If I move the import to inside load_streaming_dataset I prevent any import errors from the optional package. I've seen the alternative pattern of:

has_mosaic_streaming_support = False
try:
    from streaming import StreamingDataset
    has_mosaic_streaming_support = True
except ImportError:
    pass
NanoCode012 commented 4 months ago

I think the section you're editing is for pretraining_dataset. If that was your intention, ignore the next part, else, you would need to edit in the current cloud section https://github.com/OpenAccess-AI-Collective/axolotl/blob/5ed29393e34cf57b24a20ac1bafa3a94272ac3f5/src/axolotl/utils/data/sft.py#L221-L250 and https://github.com/OpenAccess-AI-Collective/axolotl/blob/5ed29393e34cf57b24a20ac1bafa3a94272ac3f5/src/axolotl/utils/data/sft.py#L318-L333 .

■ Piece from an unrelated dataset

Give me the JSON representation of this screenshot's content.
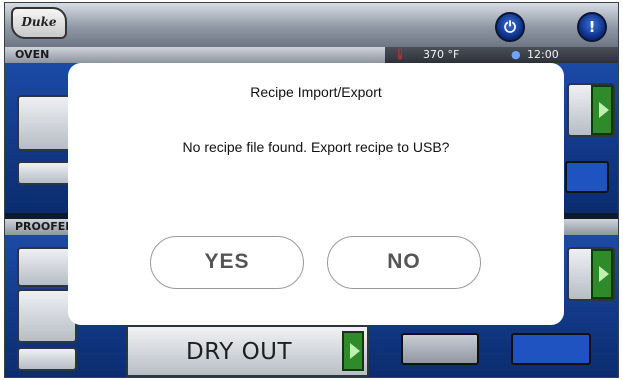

One part I recall about Mosaic streaming was that it required conversion to its DatasetFormat: https://docs.mosaicml.com/projects/streaming/en/stable/preparing_datasets/dataset_format.html#introduction

How would you deal with this? Or does this expect that the user has already converted it?

Imo, the current dataset cloud implementation is quite bare. I'm open to removing it to this streaming method if it's cleaner.


Re: import. I don't think we have a specific preference. Maybe just a simple utility, check_streaming_installed . See this function: check_mamba_ssm_installed

fmv1992 commented 4 months ago

I thought it was better to add the PR directly: https://github.com/OpenAccess-AI-Collective/axolotl/pull/1525 . Let me know what you think.

(I suggest we move further discussion to that PR).